Evidence Based Medicine


I was talking to a physician about “bio-identical” hormone replacement.  The doctor asked if there were any double blind, placebo controlled, randomized studies that demonstrate the safety and effectiveness of this type of therapy.  I replied no, but may I ask you a question?  Would you require this information to prescribe medication?  After an affirmative reply, I said, “so you have such a study that will back up everything you do and everything you prescribe in your practice”?  The physician pondered the question and replied, “You know that I don’t.”  We agreed that medicine should still be an art that applies knowledge and common sense to the individual being treated. 

As a sidelight, hormone replacement is perhaps the most well studied drug therapy ever!  And it is still the most misunderstood drug therapy on the market.

The gold standard for a study is a double blind, placebo controlled, randomized system.  This means you “randomly” select a group of people, you give half the real drug, and half a placebo but neither the individual nor the practitioner knows who is getting what.  Then the results are measured.  So let us say that we have a drug we expect to be good for lowering blood sugar.  We then monitor labs to hopefully verify the effectiveness of the drug.  We also monitor the other effects called “side effects”.  This includes the adverse effects to establish the safety of the drug.  If the placebo effect is 30 percent and those taking the drug have 33 percent effectiveness then we could say the drug is effective.  There have been drugs marketed with such low margins.  Such studies satisfy the legal criteria for approval and the justification for prescribing.  Most of these studies may last only a few weeks. 

These types of studies are about the herd effect.  If the drug happens to work for you then great, if it does not then you try something else.  This approach is not about the individual.  It is also not really health care, and it is not really scientific.
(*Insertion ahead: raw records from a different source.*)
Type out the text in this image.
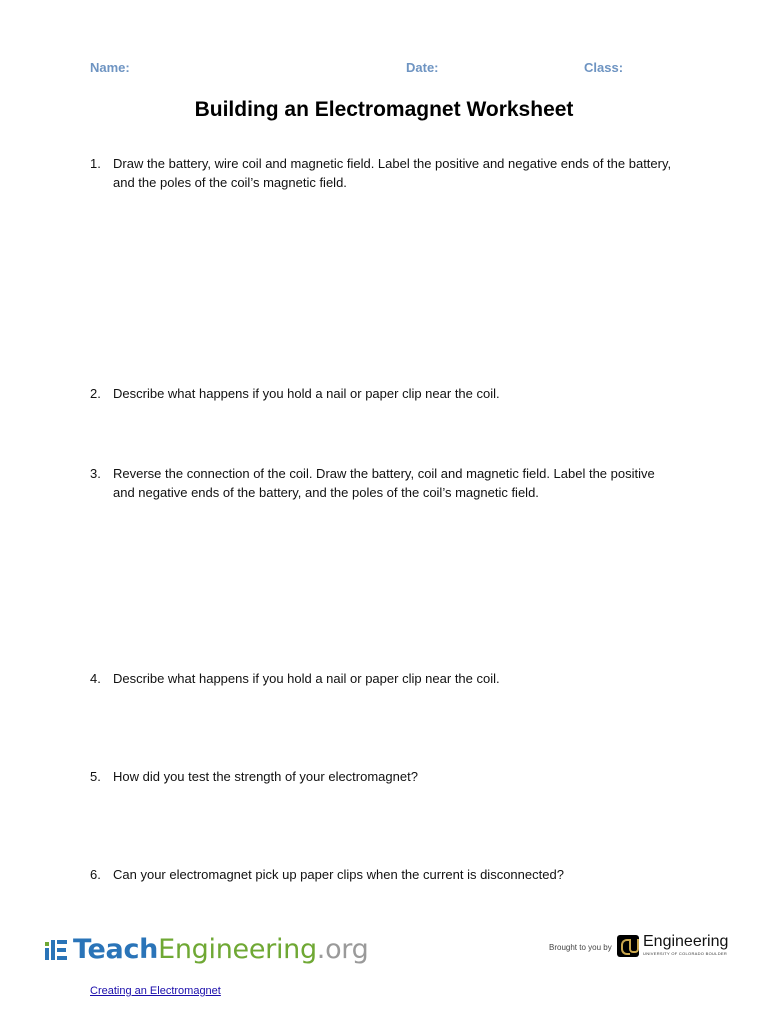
Name:	Date:	Class:
Building an Electromagnet Worksheet
1. Draw the battery, wire coil and magnetic field. Label the positive and negative ends of the battery, and the poles of the coil’s magnetic field.
2. Describe what happens if you hold a nail or paper clip near the coil.
3. Reverse the connection of the coil. Draw the battery, coil and magnetic field. Label the positive and negative ends of the battery, and the poles of the coil’s magnetic field.
4. Describe what happens if you hold a nail or paper clip near the coil.
5. How did you test the strength of your electromagnet?
6. Can your electromagnet pick up paper clips when the current is disconnected?
TeachEngineering.org	Brought to you by Engineering
UNIVERSITY OF COLORADO BOULDER
Creating an Electromagnet
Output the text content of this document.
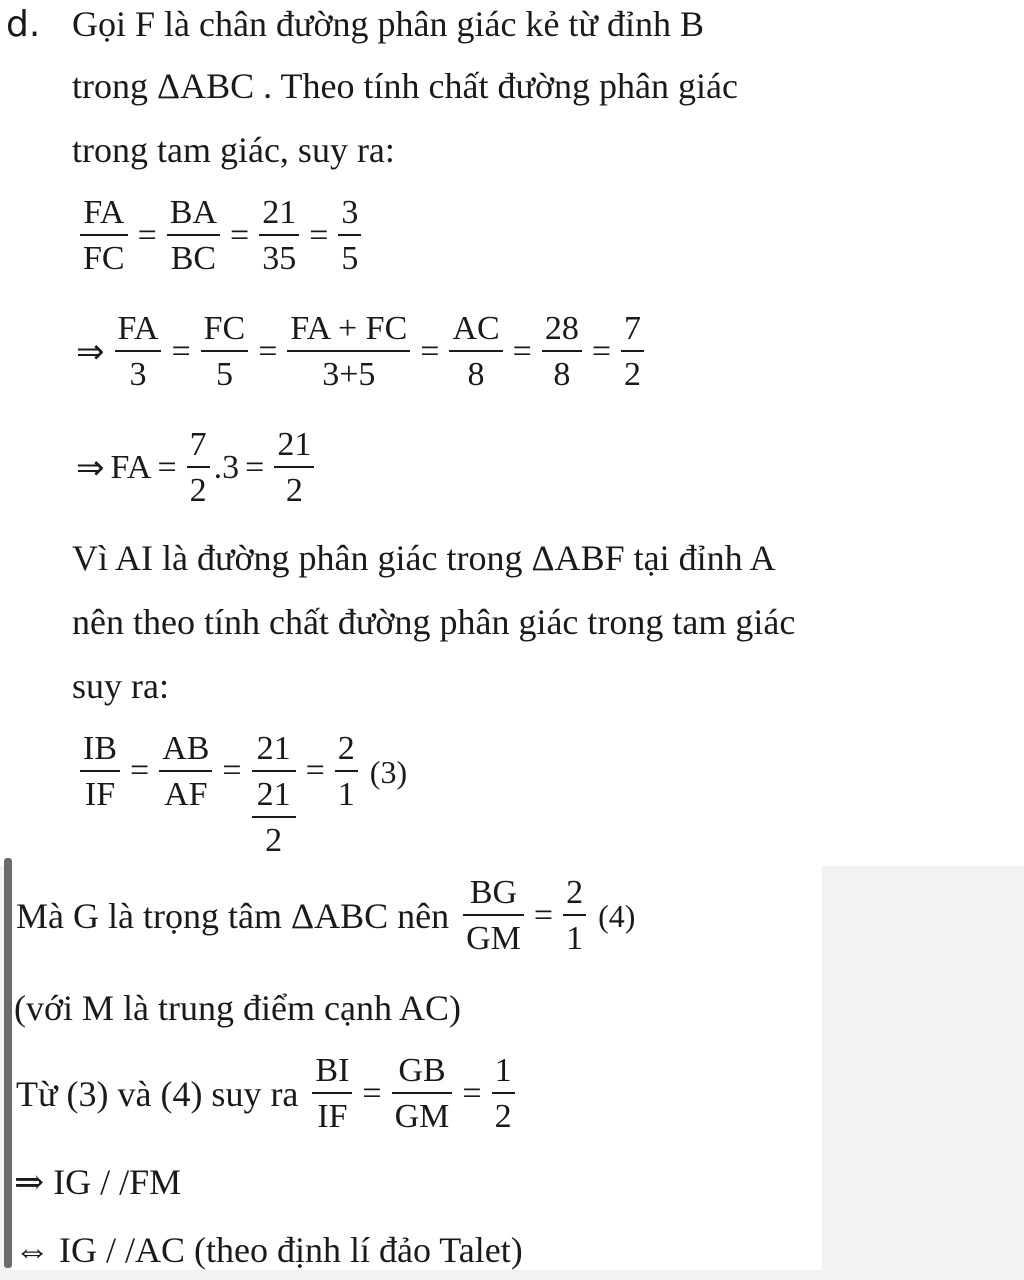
d. Gọi F là chân đường phân giác kẻ từ đỉnh B
trong ΔABC . Theo tính chất đường phân giác
trong tam giác, suy ra:
$\frac{FA}{FC} = \frac{BA}{BC} = \frac{21}{35} = \frac{3}{5}$
⇒ $\frac{FA}{3} = \frac{FC}{5} = \frac{FA + FC}{3+5} = \frac{AC}{8} = \frac{28}{8} = \frac{7}{2}$
⇒ FA = $\frac{7}{2} .3 = \frac{21}{2}$
Vì AI là đường phân giác trong ΔABF tại đỉnh A
nên theo tính chất đường phân giác trong tam giác
suy ra:
$\frac{IB}{IF} = \frac{AB}{AF}$ =
21
21
2
= $\frac{2}{1} (3)$
Mà G là trọng tâm ΔABC nên $\frac{BG}{GM} = \frac{2}{1} (4)$
(với M là trung điểm cạnh AC)
Từ (3) và (4) suy ra $\frac{BI}{IF} = \frac{GB}{GM} = \frac{1}{2}$
⇒ IG / /FM
⇔ IG / /AC (theo định lí đảo Talet)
Why?  For one science observes without a preconceived outcome.  Also, you can design a study with patient selection criteria that will offer the most positive results.  Do you really think a drug company will commission a study and spend the money without the high possibility of a positive outcome?   The term “Evidence Based Medicine” is wielded like a club that says “we are so much smarter now”. 

The physicist knows that just the action of observing can change the outcome.  This has been demonstrated in the laboratory.  In more common terms, does a child behave differently when his parents observe him at a ball game versus when they do not come at all?  The very act of observing can change the outcome.  Fascinating!